5. RELEXÕES ACERCA DA EFETIVIDADE DO DIREITO DE INDENIZAÇÃO E “ENGESSAMENTO” DA PROPRIEDADE FUNDIÁRIA

Tornar a propriedade plena nas mãos do superficiário em caso de extinção do direito real de superfície pelo advento do termo, sem o pagamento de indenização seria um modo de “engessar” a disponibilidade da propriedade fundiária?  Porventura tal fato significaria a  constituição de um direito real de garantia sobre tal patrimônio, com fulcro em dívida futura? O interesse privado deve prevalecer sobre o interesse público, isto é, deve-se dar maior garantia ao concedente em detrimento do investidor?

O primeiro dos questionamentos é respondido pela realidade do mercado imobiliário. Excepcionalmente alguém adquirirá um imóvel gravado de superfície. A preferência é por bem de raiz livre e desembaraçado. Assim, uma vez registrado o direito real de superfície, a disposição da propriedade fundiária já se torna mais remota. O maior interessado na sua aquisição é o próprio concessionário.

O segundo deles tem sua resposta no título constitutivo. A dívida não é futura. A indenização é pactuada no referido documento. A sua exigibilidade e/ou quantificação é que se dá em momento posterior.

Finalmente, o terceiro é respondido pela realidade social. O Estado não dispõe de meios para concretizar a política habitacional. O investidor precisa se sentir atraído e seguro. Se assim não for, ele partirá para outro tipo de empreendimento, não se podendo privilegiar o direito de dispor da propriedade fundiária em detrimento de uma política social.

O Código Civil brasileiro, ao tratar da aquisição da propriedade imóvel por acessão, prescreve em seus artigos 1258 e 1259 a aquisição do solo pelo construtor de boa-fé, caso o valor da construção exceda o do solo.
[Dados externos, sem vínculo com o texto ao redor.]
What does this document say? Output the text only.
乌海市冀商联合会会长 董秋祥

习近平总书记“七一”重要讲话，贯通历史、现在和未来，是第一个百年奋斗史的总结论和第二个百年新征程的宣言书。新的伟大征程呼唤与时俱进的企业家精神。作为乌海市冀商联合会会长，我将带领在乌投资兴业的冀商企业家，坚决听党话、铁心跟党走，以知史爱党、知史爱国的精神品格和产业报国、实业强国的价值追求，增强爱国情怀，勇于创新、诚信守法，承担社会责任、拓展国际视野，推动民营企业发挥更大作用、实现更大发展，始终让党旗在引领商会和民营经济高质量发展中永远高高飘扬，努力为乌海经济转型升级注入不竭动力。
In verbis:

Art. 1.258. Se a construção, feita parcialmente em solo próprio, invade solo alheio em proporção não superior à vigésima parte deste, adquire o construtor de boa-fé a propriedade da parte do solo invadido, se o valor da construção exceder o dessa parte, e responde por indenização que represente, também, o valor da área perdida e a desvalorização da área remanescente.

(...)

Art. 1.259. Se o construtor estiver de boa-fé, e a invasão do solo alheio exceder a vigésima parte deste, adquire a propriedade da parte do solo invadido, e responde por perdas e danos que abranjam o valor que a invasão acrescer à construção, mais o da área perdida e o da desvalorização da área remanescente; se de má-fé, é obrigado a demolir o que nele construiu, pagando as perdas e danos apurados, que serão devidos em dobro.

Orlando Gomes (op.cit., p. 177) destaca que a solução apresentada pelo legislador apresenta-se como exceção ao princípio de que o acessório segue o principal, modificando a tradicional regra da acessão:

Certas edificações modernas são mais importantes economicamente do que os terrenos onde se levantam. Tornam-se, por assim dizer, bem principal, por seu valor. Sacrificar o construtor de boa-fé em proveito do dono do terreno confinante não seria justo. Dar preferência a seu direito é colocar-se fora da realidade em homenagem ao preconceito da superioridade da terra, difundido nos tempos em que era o principal bem econômico.

Cristiano Chaves e Nelson Rosenvald são ainda mais contundentes (2008, p. 316) ao chamar a atenção para o fato de que “sacrificar o construtor é contrário aos fins constitucionais da propriedade”.

Perceba-se que a lei protege o “invasor-investidor de boa-fé”, estipulando indenização quando cabível. Utilizando-se da mesma lógica, por qual razão não se poderia proteger o superficiário-investidor, atribuindo-lhe o direito de aquisição da propriedade fundiária em caso de não pagamento da indenização ajustada? Simplesmente não há, merecendo o titular do direito real em estudo maior atenção à efetividade de seus direitos, o que certamente vai refletir de forma positiva nas políticas públicas e na sociedade.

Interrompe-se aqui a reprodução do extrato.